Bret McDanel was dissatisfied with his former employer, Tornado Development, Inc. Tornado provided internet access and web-based e-mail to its clients. However, McDanel apparently discovered a flaw in the web-mail that would permit malicious users to piggyback a previous secure session, grab the unique session ID and thereby read a user's e-mail-- despite the fact that the site promised that e-mail was secure. Dissatisfied with the pace at which Tornado addressed the issue (and for other reasons, undoubtedly), McDanel severed his employment with them, and went to work for another company.

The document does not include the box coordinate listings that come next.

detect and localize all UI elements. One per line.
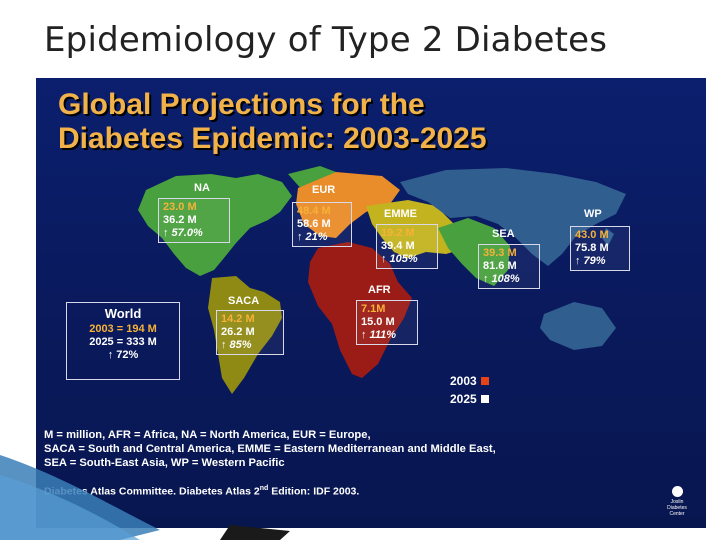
world-change: ↑ 72% (107, 349, 139, 361)
reference-suffix: Edition: IDF 2003. (268, 485, 360, 498)
eur-change: ↑ 21% (297, 231, 328, 243)
slide-decoration (0, 455, 290, 540)
afr-change: ↑ 111% (361, 329, 397, 341)
na-2003-value: 23.0 M (163, 201, 197, 213)
figure-heading-line1: Global Projections for the (58, 88, 425, 121)
afr-2025-value: 15.0 M (361, 316, 395, 328)
world-map (138, 166, 626, 394)
abbreviations-line1: M = million, AFR = Africa, NA = North Am… (44, 429, 371, 441)
label-wp: WP (584, 208, 602, 220)
reference-sup: nd (259, 485, 269, 492)
slide-title: Epidemiology of Type 2 Diabetes (44, 20, 608, 60)
world-summary-box: World 2003 = 194 M 2025 = 333 M ↑ 72% (66, 302, 180, 380)
australia-shape (540, 302, 616, 350)
region-box-eur: 48.4 M 58.6 M ↑ 21% (292, 202, 352, 247)
label-afr: AFR (368, 284, 391, 296)
abbreviations-note: M = million, AFR = Africa, NA = North Am… (44, 428, 496, 470)
source-reference: Diabetes Atlas Committee. Diabetes Atlas… (44, 485, 359, 498)
region-box-saca: 14.2 M 26.2 M ↑ 85% (216, 310, 284, 355)
legend-swatch-2003 (480, 377, 489, 385)
abbreviations-line2: SACA = South and Central America, EMME =… (44, 443, 496, 455)
region-saca-shape (208, 276, 282, 394)
emme-2025-value: 39.4 M (381, 240, 415, 252)
region-box-wp: 43.0 M 75.8 M ↑ 79% (570, 226, 630, 271)
region-box-emme: 19.2 M 39.4 M ↑ 105% (376, 224, 438, 269)
eur-2025-value: 58.6 M (297, 218, 331, 230)
region-na-shape (138, 174, 292, 276)
world-2025-value: 2025 = 333 M (89, 336, 157, 348)
na-change: ↑ 57.0% (163, 227, 203, 239)
sea-2025-value: 81.6 M (483, 260, 517, 272)
label-saca: SACA (228, 295, 260, 307)
reference-prefix: Diabetes Atlas Committee. Diabetes Atlas… (44, 485, 260, 498)
label-emme: EMME (384, 208, 417, 220)
wp-change: ↑ 79% (575, 255, 606, 267)
region-sea-shape (438, 218, 510, 286)
eur-2003-value: 48.4 M (297, 205, 331, 217)
legend-label-2025: 2025 (450, 392, 477, 406)
emme-change: ↑ 105% (381, 253, 418, 265)
sea-change: ↑ 108% (483, 273, 520, 285)
sea-2003-value: 39.3 M (483, 247, 517, 259)
legend-item-2025: 2025 (450, 390, 489, 408)
wp-2025-value: 75.8 M (575, 242, 609, 254)
world-2003-value: 2003 = 194 M (89, 323, 157, 335)
afr-2003-value: 7.1M (361, 303, 386, 315)
label-sea: SEA (492, 228, 515, 240)
label-na: NA (194, 182, 210, 194)
region-eur-shape (296, 172, 400, 238)
region-emme-shape (366, 200, 466, 258)
legend: 2003 2025 (450, 372, 489, 408)
japan-shape (602, 228, 614, 246)
legend-swatch-2025 (480, 395, 489, 403)
emme-2003-value: 19.2 M (381, 227, 415, 239)
logo-icon (671, 486, 683, 497)
figure-heading-line2: Diabetes Epidemic: 2003-2025 (58, 122, 487, 155)
region-box-afr: 7.1M 15.0 M ↑ 111% (356, 300, 418, 345)
na-2025-value: 36.2 M (163, 214, 197, 226)
region-box-na: 23.0 M 36.2 M ↑ 57.0% (158, 198, 230, 243)
saca-2003-value: 14.2 M (221, 313, 255, 325)
label-eur: EUR (312, 184, 336, 196)
abbreviations-line3: SEA = South-East Asia, WP = Western Paci… (44, 457, 285, 469)
world-title: World (104, 306, 142, 321)
wp-2003-value: 43.0 M (575, 229, 609, 241)
projection-figure: Global Projections for the Diabetes Epid… (36, 78, 706, 528)
legend-item-2003: 2003 (450, 372, 489, 390)
joslin-logo: Joslin Diabetes Center (662, 486, 692, 526)
logo-line1: Joslin (670, 499, 684, 505)
region-box-sea: 39.3 M 81.6 M ↑ 108% (478, 244, 540, 289)
logo-line3: Center (669, 511, 685, 517)
legend-label-2003: 2003 (450, 374, 477, 388)
logo-line2: Diabetes (667, 505, 687, 511)
saca-2025-value: 26.2 M (221, 326, 255, 338)
region-wp-shape (400, 168, 626, 266)
saca-change: ↑ 85% (221, 339, 252, 351)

About six months later, according to defensive filings, McDanel discovered that Tornado had never fixed the vulnerability he discovered. Using the moniker "Secret Squirrel" he sent a single e-mail to about 5,600 of Tornado's customers over the course of three days, staggering the release each day to prevent flooding Tornado's e-mail servers.

The e-mail told Tornado's customers about the vulnerability, and directed them to his own website for information about it.

So what did Tornado? First, they scrambled to delete their own customer's e-mails (without their permission) to prevent them from learning about the vulnerability. Then they took other steps to conceal the hole. Ultimately, they fixed the vulnerability, and upgraded their general security.

For his efforts, McDanel was arrested, tried, convicted and sentenced to sixteen months in the federal pokey, which he has now served. He has appealed his conviction to the federal Ninth Circuit Court of Appeals.